Shortly after returning to Kiev from Brussels where he signed the pact, Poroshenko announced on his website that Ukraine had extended a ceasefire by government forces against pro-Russian separatist rebels by 72 hours until 10 p.m. on Monday.
Ukrainian President Petro Poroshenko came to Brussels to sign a far-reaching trade and political cooperation agreement with the EU that has been at the heart of months of deadly violence and upheaval in his country, drawing an immediate threat of "grave consequences" from Russia.
Georgia and Moldova signed similar deals, holding out the prospect of deep economic integration and unfettered access to the EU's 500 million citizens, but alarming Moscow, which is concerned about losing influence over former Soviet republics.
The week-long ceasefire had been due to expire on Friday.
The extension was made, Poroshenko's website said, in line with a Monday deadline set by EU leaders for the rebels to agree to ceasefire verification arrangements, return border checkpoints to Kiev authorities and free hostages including detained monitors of the OSCE rights and security watchdog.
"We expect progress in the next hours," German Chancellor Angela Merkel said. "If we don't see any steps forward on any of the points, then we are also prepared to take drastic measures."
EU leaders said they were ready to meet again at any time to adopt significant sanctions on Russia. Diplomats said they could target new people and companies with asset freezes as early as next week. More than 60 names are already on the list.
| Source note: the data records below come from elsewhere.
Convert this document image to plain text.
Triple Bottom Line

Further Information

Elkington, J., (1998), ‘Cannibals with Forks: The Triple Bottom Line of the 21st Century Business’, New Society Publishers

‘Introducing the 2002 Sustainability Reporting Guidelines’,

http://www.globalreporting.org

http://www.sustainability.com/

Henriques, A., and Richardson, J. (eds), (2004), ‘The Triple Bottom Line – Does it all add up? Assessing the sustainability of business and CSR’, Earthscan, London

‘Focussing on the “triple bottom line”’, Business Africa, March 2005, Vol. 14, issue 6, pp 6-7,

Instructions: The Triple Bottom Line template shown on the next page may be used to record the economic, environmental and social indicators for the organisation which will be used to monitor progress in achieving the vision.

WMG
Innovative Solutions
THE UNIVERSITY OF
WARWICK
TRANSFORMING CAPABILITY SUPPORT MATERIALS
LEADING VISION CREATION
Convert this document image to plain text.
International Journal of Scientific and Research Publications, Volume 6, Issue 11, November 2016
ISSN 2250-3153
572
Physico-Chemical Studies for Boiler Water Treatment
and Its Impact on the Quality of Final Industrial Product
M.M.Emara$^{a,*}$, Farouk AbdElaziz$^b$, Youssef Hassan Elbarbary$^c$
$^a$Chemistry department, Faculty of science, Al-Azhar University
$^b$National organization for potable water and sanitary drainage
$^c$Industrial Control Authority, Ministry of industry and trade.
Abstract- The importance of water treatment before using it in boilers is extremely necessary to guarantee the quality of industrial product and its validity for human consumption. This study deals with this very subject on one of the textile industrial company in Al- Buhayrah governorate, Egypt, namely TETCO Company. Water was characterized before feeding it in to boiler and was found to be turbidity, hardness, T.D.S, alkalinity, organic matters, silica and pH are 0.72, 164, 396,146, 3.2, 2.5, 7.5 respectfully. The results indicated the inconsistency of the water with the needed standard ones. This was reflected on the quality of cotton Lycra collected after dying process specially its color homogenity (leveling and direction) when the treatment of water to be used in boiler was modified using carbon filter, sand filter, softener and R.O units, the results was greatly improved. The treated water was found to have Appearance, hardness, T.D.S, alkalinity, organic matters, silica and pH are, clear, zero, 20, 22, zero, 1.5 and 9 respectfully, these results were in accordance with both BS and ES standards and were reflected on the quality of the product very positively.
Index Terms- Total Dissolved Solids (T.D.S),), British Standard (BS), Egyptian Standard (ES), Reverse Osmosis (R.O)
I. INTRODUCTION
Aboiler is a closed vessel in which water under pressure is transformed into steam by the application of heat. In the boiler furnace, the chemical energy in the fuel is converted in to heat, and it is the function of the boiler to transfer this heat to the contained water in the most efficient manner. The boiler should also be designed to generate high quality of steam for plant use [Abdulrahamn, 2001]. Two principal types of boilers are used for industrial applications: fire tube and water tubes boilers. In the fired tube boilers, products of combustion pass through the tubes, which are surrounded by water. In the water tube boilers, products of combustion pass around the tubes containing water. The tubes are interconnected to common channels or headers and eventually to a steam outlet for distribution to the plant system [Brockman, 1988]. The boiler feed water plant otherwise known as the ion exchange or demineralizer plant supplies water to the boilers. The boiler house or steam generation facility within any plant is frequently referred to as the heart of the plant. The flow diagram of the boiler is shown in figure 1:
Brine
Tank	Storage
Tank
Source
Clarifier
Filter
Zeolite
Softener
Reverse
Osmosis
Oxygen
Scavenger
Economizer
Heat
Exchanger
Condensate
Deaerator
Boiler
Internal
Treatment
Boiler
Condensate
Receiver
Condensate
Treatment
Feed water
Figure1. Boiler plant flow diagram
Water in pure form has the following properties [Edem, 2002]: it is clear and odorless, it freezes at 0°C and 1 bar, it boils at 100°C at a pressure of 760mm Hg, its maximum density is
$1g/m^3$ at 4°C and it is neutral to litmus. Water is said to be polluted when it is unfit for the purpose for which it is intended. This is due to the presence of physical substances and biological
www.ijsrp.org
Although it has drawn up a list of hard-hitting economic sanctions against Russia, the EU is still hesitating over deploying them because of fears among some member states of antagonizing their major energy supplier.
"We are talking about possible sanctions against Russia but we do not have to introduce sanctions for the sake of sanctions. We do have a need for a dialogue. I hope this dialogue will take place and we will have a real ceasefire," Poroshenko told a news conference in Brussels.
Poroshenko has drawn up a 15-point peace plan to defuse the crisis in eastern Ukraine, where hundreds of people have been killed in clashes between security forces and pro-Russian rebels.
Ukraine, Georgia and Moldova have made clear that their ultimate goal is EU entry, but Brussels, under pressure from voters weary of further expansion, has made no promise it will allow them in.
Poroshenko and national security chiefs said that during the next 72 hours recruitment centers for Russian fighters across the border in Russia should be closed.
Ukrainian government forces would have the right to end the ceasefire ahead of time in any areas where ceasefire conditions were not being implemented, Poroshenko's announcement said.